Ted Welch, the man who has served as a central thread connecting the characters and campaigns of the now-dominant Tennessee Republican Party is entering a new phase, reports The Tennessean.
At 79, diagnosed with Alzheimer’s disease eight months ago, he is moving from the role of organizer of the party’s grandest events to honoree.
As his longtime friend (Lamar) Alexander gears up for a run at a third term in the U.S. Senate, Welch isn’t the one making calls to ensure the senator rakes in another $1 million during the next quarter.
Instead, the honorary finance chairman of Alexander’s re-election bid (the other being embattled Pilot Flying J CEO Jimmy Haslam) is the subject of the senator’s next fundraiser, a “Salute to Ted Welch,” set for Tuesday in Williamson County.

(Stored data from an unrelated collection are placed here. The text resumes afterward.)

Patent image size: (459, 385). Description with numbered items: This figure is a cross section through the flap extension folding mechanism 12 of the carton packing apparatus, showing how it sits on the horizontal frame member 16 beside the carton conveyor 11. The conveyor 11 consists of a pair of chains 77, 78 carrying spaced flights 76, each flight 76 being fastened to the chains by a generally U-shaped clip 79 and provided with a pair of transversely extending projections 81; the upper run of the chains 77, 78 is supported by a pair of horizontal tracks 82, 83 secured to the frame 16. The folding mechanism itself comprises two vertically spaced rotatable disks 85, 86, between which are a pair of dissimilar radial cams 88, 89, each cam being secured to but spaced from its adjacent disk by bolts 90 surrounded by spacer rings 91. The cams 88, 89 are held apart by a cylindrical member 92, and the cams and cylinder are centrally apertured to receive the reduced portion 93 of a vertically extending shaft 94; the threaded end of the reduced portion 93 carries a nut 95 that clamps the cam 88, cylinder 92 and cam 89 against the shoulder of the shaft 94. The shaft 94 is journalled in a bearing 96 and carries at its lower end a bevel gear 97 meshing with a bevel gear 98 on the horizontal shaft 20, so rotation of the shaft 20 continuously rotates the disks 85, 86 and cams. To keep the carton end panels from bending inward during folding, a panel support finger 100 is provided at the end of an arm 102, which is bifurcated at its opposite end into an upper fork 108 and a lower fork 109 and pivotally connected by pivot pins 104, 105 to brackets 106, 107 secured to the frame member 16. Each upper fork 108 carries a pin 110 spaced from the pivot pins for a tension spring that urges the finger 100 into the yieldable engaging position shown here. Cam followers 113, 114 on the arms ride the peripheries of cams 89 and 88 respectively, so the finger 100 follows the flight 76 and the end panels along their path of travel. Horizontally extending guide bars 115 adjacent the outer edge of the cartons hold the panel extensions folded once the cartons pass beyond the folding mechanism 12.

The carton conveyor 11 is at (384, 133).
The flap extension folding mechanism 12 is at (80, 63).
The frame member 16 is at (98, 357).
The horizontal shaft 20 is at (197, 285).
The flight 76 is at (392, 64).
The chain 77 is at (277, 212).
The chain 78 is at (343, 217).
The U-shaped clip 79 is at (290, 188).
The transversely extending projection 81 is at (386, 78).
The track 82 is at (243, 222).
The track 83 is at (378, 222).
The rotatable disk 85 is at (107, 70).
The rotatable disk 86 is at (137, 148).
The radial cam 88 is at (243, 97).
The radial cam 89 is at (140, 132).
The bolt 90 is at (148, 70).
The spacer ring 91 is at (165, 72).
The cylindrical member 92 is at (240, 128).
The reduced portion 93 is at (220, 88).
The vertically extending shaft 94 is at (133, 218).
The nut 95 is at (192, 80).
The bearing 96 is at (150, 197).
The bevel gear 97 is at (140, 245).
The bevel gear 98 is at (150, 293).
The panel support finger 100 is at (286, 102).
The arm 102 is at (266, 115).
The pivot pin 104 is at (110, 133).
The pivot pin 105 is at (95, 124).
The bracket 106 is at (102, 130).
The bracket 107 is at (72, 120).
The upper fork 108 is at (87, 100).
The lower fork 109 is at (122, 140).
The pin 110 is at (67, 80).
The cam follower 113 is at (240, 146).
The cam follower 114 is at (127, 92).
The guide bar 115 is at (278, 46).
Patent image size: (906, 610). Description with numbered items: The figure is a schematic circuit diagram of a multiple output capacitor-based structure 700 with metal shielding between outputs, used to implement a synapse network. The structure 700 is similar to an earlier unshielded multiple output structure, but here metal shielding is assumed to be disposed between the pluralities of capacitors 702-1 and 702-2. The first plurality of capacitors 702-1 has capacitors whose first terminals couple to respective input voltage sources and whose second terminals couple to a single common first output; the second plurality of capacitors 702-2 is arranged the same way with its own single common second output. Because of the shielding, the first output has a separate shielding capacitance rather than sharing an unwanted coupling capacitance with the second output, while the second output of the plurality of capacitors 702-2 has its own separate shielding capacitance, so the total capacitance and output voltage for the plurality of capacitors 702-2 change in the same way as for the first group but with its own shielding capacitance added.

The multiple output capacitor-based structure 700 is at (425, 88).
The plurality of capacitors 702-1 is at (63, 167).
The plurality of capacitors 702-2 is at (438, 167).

“Every other time, he’s been organizing,” Alexander said, looking back at his numerous campaigns.
Welch, a former door-to-door Bible salesman and master of the fundraising phone call — a not-so-easy task for even the most seasoned politicos — stuck to a pretty simple formula: one call after another, flipping through a Rolodex, as he turned personal and political connections into money.
For more than four decades, Welch has played GOP fundraiser extraordinaire: from Gov. Winfield Dunn’s victory in 1970 to Alexander’s gubernatorial and Senate triumphs, to the more recent victories of Gov. Bill Haslam and Sen. Bob Corker. In between have been Sens. Howard Baker, Bill Brock, Bill Frist and Fred Thompson, and new Republicans at the state level, such as House Speaker Beth Harwell.
…”If you’ve ever thought about running for politics in 30 years and you have not gone to have a conversation with Ted, you’re not doing it right,” said Bryan Kaegi, Alexander’s fundraiser and a Welch admirer.
Kaegi — along with his sister, Kim Kaegi, Corker’s chief fundraiser — is part of the next generation of Republican fundraisers who fall under the Welch tree. Another is Agnes Warfield, current fundraiser for the U.S. Chamber of Commerce, a woman called both the “Money Maven” and “The Money Lady.”